El Quirinale, la sede del presidente de la República italiana, va a tener por primera vez un comunista como inquilino: Giorgio Napolitano, un hombre de maneras suaves que a sus 80 años es uno de los pocos políticos italianos que puede presumir de haber luchado contra el fascismo.
Napolitano era sólo un chaval cuando tomó las armas contra el régimen de Benito Mussolini. Y en 1945, al terminar la II Guerra Mundial, no lo dudó un instante: corrió a afiliarse al Partido Comunista Italiano.

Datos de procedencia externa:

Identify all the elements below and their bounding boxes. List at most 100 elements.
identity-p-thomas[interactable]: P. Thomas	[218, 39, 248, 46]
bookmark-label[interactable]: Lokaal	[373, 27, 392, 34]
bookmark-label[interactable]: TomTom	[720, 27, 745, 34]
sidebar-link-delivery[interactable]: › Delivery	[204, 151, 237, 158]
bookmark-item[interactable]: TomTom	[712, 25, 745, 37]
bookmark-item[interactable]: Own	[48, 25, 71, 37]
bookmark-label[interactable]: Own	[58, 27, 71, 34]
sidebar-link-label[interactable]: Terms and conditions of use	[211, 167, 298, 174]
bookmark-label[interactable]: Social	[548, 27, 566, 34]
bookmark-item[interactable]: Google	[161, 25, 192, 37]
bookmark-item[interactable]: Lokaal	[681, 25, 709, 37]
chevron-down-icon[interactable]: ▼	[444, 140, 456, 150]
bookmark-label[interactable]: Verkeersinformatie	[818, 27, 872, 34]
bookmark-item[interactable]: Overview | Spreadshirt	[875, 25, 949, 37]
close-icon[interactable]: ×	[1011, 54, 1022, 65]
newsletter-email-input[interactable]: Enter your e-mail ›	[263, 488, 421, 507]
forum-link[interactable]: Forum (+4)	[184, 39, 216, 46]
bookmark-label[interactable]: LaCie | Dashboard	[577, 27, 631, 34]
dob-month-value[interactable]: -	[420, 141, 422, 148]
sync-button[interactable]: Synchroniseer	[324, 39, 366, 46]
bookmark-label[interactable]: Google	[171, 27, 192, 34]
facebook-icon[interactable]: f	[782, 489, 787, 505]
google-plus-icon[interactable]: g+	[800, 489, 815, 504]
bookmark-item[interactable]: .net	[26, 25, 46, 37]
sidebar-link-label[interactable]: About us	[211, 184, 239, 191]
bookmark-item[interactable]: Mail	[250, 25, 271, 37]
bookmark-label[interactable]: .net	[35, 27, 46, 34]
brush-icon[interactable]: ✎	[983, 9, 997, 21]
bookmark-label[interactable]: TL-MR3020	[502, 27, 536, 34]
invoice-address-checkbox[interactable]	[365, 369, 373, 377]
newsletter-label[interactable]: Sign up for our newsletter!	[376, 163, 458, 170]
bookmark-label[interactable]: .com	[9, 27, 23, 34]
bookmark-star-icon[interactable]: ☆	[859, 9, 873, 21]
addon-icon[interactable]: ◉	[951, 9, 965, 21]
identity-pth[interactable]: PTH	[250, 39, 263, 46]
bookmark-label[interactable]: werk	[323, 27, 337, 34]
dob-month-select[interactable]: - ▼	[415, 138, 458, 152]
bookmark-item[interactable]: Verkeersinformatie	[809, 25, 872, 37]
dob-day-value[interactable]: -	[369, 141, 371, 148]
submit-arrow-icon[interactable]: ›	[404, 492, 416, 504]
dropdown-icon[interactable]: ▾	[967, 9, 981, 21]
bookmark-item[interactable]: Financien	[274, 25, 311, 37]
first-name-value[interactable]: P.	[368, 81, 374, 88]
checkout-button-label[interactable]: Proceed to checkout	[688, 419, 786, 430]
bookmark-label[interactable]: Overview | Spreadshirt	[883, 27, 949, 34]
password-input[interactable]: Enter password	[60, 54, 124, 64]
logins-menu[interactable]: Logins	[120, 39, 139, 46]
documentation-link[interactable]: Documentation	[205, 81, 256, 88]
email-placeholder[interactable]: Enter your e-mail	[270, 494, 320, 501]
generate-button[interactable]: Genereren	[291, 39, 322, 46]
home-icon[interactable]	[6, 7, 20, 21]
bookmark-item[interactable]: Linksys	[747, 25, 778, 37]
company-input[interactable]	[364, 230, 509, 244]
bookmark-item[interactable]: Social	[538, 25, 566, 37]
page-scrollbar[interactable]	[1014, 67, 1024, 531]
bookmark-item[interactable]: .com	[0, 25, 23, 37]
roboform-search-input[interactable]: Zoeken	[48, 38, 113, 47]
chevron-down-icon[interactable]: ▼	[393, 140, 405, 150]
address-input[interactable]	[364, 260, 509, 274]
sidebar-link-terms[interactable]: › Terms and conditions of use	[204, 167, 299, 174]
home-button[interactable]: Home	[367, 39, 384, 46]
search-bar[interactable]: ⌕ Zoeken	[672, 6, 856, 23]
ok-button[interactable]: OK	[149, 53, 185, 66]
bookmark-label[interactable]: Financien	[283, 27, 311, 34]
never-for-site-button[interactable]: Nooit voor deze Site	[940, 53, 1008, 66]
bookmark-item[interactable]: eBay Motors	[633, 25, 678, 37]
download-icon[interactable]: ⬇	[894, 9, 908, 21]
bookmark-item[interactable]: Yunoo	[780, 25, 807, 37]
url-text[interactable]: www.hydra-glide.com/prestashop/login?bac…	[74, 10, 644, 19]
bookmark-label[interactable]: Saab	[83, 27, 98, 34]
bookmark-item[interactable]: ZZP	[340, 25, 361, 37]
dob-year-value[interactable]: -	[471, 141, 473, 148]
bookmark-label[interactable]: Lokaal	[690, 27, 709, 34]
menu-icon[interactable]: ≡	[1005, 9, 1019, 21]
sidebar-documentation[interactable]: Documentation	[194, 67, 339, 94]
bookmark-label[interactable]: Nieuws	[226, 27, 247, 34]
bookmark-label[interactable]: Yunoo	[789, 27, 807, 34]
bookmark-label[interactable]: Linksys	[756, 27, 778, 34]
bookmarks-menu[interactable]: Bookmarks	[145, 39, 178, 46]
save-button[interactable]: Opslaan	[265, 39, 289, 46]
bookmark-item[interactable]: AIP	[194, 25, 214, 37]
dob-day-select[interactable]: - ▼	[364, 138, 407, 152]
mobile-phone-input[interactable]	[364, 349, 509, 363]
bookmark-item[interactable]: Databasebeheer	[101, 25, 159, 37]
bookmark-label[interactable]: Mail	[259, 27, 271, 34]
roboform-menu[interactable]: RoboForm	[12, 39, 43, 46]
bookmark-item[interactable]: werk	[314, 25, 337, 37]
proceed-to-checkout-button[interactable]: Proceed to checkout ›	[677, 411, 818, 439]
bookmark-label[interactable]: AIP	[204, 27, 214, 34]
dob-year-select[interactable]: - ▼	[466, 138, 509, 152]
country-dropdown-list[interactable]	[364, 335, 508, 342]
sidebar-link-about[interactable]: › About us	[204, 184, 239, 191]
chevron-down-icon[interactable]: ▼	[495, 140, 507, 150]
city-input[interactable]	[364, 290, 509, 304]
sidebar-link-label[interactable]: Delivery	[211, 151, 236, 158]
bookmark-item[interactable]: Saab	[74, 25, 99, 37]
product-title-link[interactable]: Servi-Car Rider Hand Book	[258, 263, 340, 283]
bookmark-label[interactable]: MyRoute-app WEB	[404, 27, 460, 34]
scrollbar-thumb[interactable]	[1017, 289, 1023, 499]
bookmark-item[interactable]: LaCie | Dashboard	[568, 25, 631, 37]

Comenzó su militancia en el histórico PCI con 20 años. Con 28, se estrenó como diputado. Fue el principio de una carrera en la vida pública que ya dura más de medio siglo y en la que el napolitano (con ese apellido, ¿de dónde quería que fuera?) ha ocupado diversos puestos de responsabilidad institucional: en 1992 y 1994, por ejemplo, en plena efervescencia de los procesos de Manos Limpias, desempeñó el cargo de presidente de la Cámara de los Diputados. En 1996 fue ministro del Interior del primer Gobierno Prodi, erigiéndose también en el primer miembro del ex PCI en ocupar ese cargo. Entre 1999 y 2004 fue presidente de la Comisión de Asuntos Constitucionales del Parlamento Europeo.Y en 2005 fue nombrado senador vitalicio por Carlo Azegli Ciampi, el presidente de la República saliente.
A pesar de su pasado comunista, Napolitano nunca ha sido un tipo sectario sino que se ha distinguido por su moderación ideológica, lo que le ha valido el respeto de sus oponentes políticos y lo que propició la apertura del ex PCI a los socialdemócratas europeos.
Siempre ha tenido sus mayores enemigos dentro de casa, entre los militantes del ala más dura de la izquierda, que nunca le han perdonado que defendiera mantener una estrecha alianza con Estados Unidos.
«Debemos resistir la tentación de convertir una vez más a Estados Unidos en el coco de la izquierda», proclamaba en 1999 en un congreso de Demócratas de Izquierda, entre los abucheos del personal, mientras defendía la invasión americana de Irak en la Guerra del Golfo.
Napolitano es, asimismo, una suerte de intelectual. A su pasión por las letras y las artes suma su amor al teatro. De joven, protagonizó como actor varias obras y escribió con seudónimo sonetos en napolitano.